Tot slot gaat de A-G in op de vraag of de vorderingen tot schadevergoeding bij verzoekschrift kunnen worden ingesteld, gelet op de beperkingen die artikel 7:686a lid 3 BW aanbrengt. Het gaat dan om de vraag of dergelijke vorderingen kunnen worden geschaard onder ‘daarmee verband houdende andere vorderingen’ in de zin van voornoemd artikel. In de vakliteratuur wordt verschillend gedacht over het antwoord op de vraag welke vorderingen hiervoor in aanmerking komen. De lagere rechtspraak laat een wisselend beeld zien. Ten aanzien van de onderhavige zaak overweegt de A-G dat, nu het uitsluitend ging om de financiële afwikkeling tussen partijen en nu aan de vorderingen dezelfde feiten ten grondslag lagen als aan het primaire verzoek (billijke vergoeding ex art. 7:682 BW), het alleszins verantwoord was om de vorderingen tot schadevergoeding aan te merken als ‘samenhangende vorderingen’ in de zin van artikel 7:686a lid 3 BW.

De conclusie strekt tot verwerping van het cassatieberoep.

Oordeel Hoge Raad

De Hoge Raad heeft de klachten over de beschikking van het hof beoordeeld.
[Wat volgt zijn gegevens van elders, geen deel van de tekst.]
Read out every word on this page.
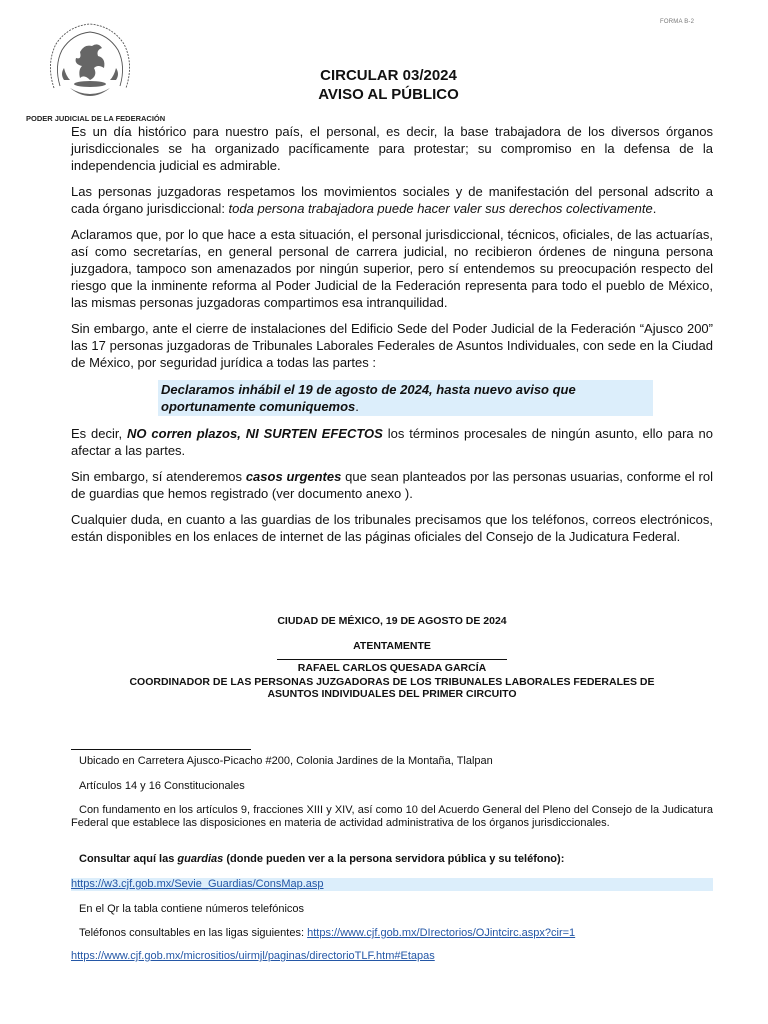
FORMA B-2
PODER JUDICIAL DE LA FEDERACIÓN
CIRCULAR 03/2024
AVISO AL PÚBLICO

Es un día histórico para nuestro país, el personal, es decir, la base trabajadora de los diversos órganos jurisdiccionales se ha organizado pacíficamente para protestar; su compromiso en la defensa de la independencia judicial es admirable.

Las personas juzgadoras respetamos los movimientos sociales y de manifestación del personal adscrito a cada órgano jurisdiccional: toda persona trabajadora puede hacer valer sus derechos colectivamente.

Aclaramos que, por lo que hace a esta situación, el personal jurisdiccional, técnicos, oficiales, de las actuarías, así como secretarías, en general personal de carrera judicial, no recibieron órdenes de ninguna persona juzgadora, tampoco son amenazados por ningún superior, pero sí entendemos su preocupación respecto del riesgo que la inminente reforma al Poder Judicial de la Federación representa para todo el pueblo de México, las mismas personas juzgadoras compartimos esa intranquilidad.

Sin embargo, ante el cierre de instalaciones del Edificio Sede del Poder Judicial de la Federación “Ajusco 200” las 17 personas juzgadoras de Tribunales Laborales Federales de Asuntos Individuales, con sede en la Ciudad de México, por seguridad jurídica a todas las partes :

Declaramos inhábil el 19 de agosto de 2024, hasta nuevo aviso que oportunamente comuniquemos.

Es decir, NO corren plazos, NI SURTEN EFECTOS los términos procesales de ningún asunto, ello para no afectar a las partes.

Sin embargo, sí atenderemos casos urgentes que sean planteados por las personas usuarias, conforme el rol de guardias que hemos registrado (ver documento anexo ).

Cualquier duda, en cuanto a las guardias de los tribunales precisamos que los teléfonos, correos electrónicos, están disponibles en los enlaces de internet de las páginas oficiales del Consejo de la Judicatura Federal.

CIUDAD DE MÉXICO, 19 DE AGOSTO DE 2024
ATENTAMENTE
RAFAEL CARLOS QUESADA GARCÍA
COORDINADOR DE LAS PERSONAS JUZGADORAS DE LOS TRIBUNALES LABORALES FEDERALES DE
ASUNTOS INDIVIDUALES DEL PRIMER CIRCUITO
Ubicado en Carretera Ajusco-Picacho #200, Colonia Jardines de la Montaña, Tlalpan
Artículos 14 y 16 Constitucionales
Con fundamento en los artículos 9, fracciones XIII y XIV, así como 10 del Acuerdo General del Pleno del Consejo de la Judicatura Federal que establece las disposiciones en materia de actividad administrativa de los órganos jurisdiccionales.
Consultar aquí las guardias (donde pueden ver a la persona servidora pública y su teléfono):
https://w3.cjf.gob.mx/Sevie_Guardias/ConsMap.asp
En el Qr la tabla contiene números telefónicos
Teléfonos consultables en las ligas siguientes: https://www.cjf.gob.mx/DIrectorios/OJintcirc.aspx?cir=1
https://www.cjf.gob.mx/micrositios/uirmjl/paginas/directorioTLF.htm#Etapas
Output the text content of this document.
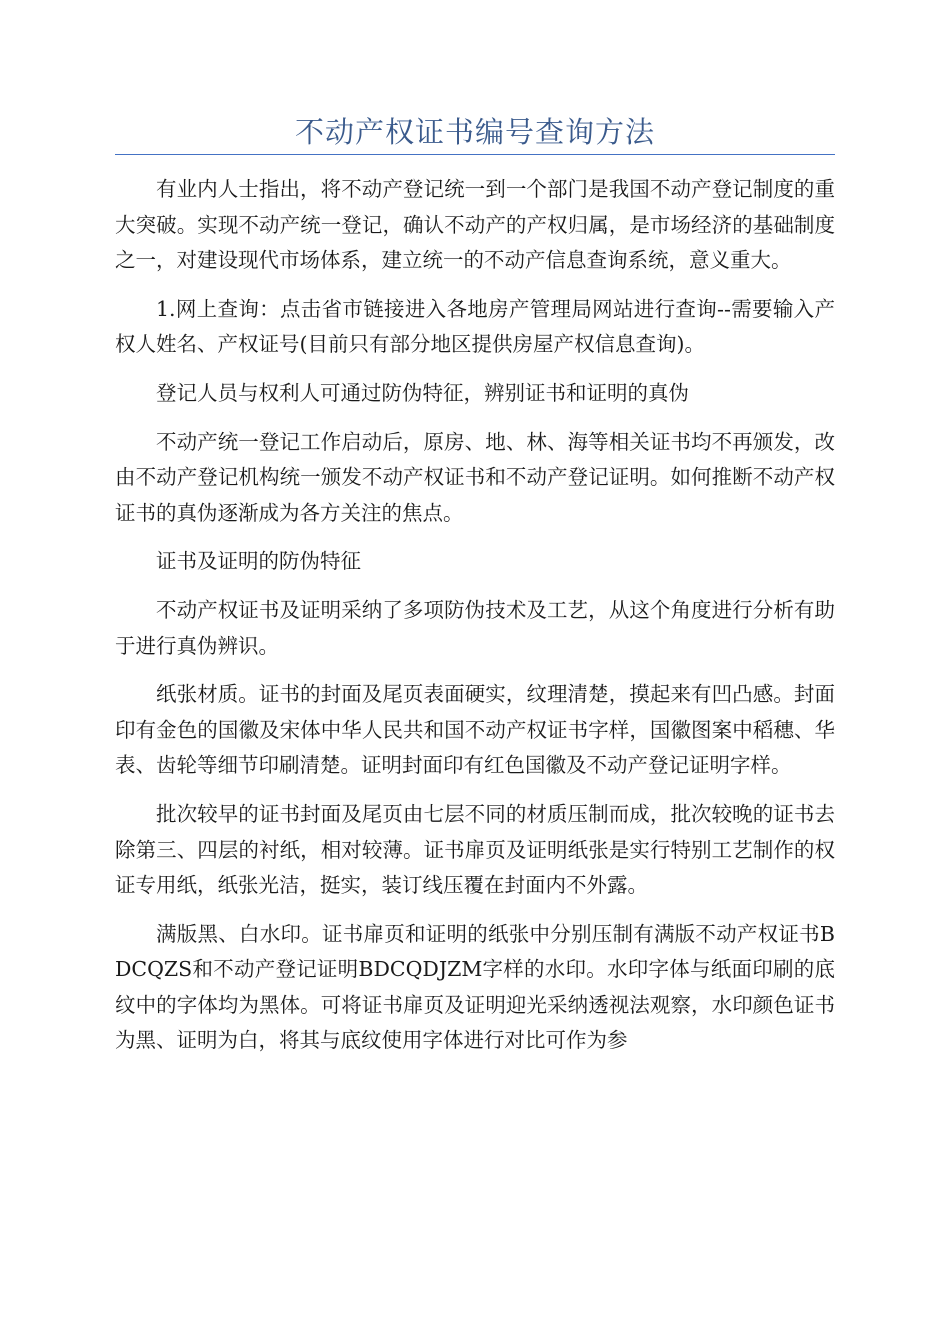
不动产权证书编号查询方法

有业内人士指出，将不动产登记统一到一个部门是我国不动产登记制度的重大突破。实现不动产统一登记，确认不动产的产权归属，是市场经济的基础制度之一，对建设现代市场体系，建立统一的不动产信息查询系统，意义重大。

1.网上查询：点击省市链接进入各地房产管理局网站进行查询--需要输入产权人姓名、产权证号(目前只有部分地区提供房屋产权信息查询)。

登记人员与权利人可通过防伪特征，辨别证书和证明的真伪

不动产统一登记工作启动后，原房、地、林、海等相关证书均不再颁发，改由不动产登记机构统一颁发不动产权证书和不动产登记证明。如何推断不动产权证书的真伪逐渐成为各方关注的焦点。

证书及证明的防伪特征

不动产权证书及证明采纳了多项防伪技术及工艺，从这个角度进行分析有助于进行真伪辨识。

纸张材质。证书的封面及尾页表面硬实，纹理清楚，摸起来有凹凸感。封面印有金色的国徽及宋体中华人民共和国不动产权证书字样，国徽图案中稻穗、华表、齿轮等细节印刷清楚。证明封面印有红色国徽及不动产登记证明字样。

批次较早的证书封面及尾页由七层不同的材质压制而成，批次较晚的证书去除第三、四层的衬纸，相对较薄。证书扉页及证明纸张是实行特别工艺制作的权证专用纸，纸张光洁，挺实，装订线压覆在封面内不外露。

满版黑、白水印。证书扉页和证明的纸张中分别压制有满版不动产权证书BDCQZS和不动产登记证明BDCQDJZM字样的水印。水印字体与纸面印刷的底纹中的字体均为黑体。可将证书扉页及证明迎光采纳透视法观察，水印颜色证书为黑、证明为白，将其与底纹使用字体进行对比可作为参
De uitkomst hiervan is dat deze klachten niet kunnen leiden tot vernietiging van die beschikking. De Hoge Raad hoeft niet te motiveren waarom hij tot dit oordeel is gekomen. Bij de beoordeling van deze klachten is het namelijk niet nodig om antwoord te geven op vragen die van belang zijn voor de eenheid of de ontwikkeling van het recht (zie art. 81 lid 1 van de Wet op de rechterlijke organisatie).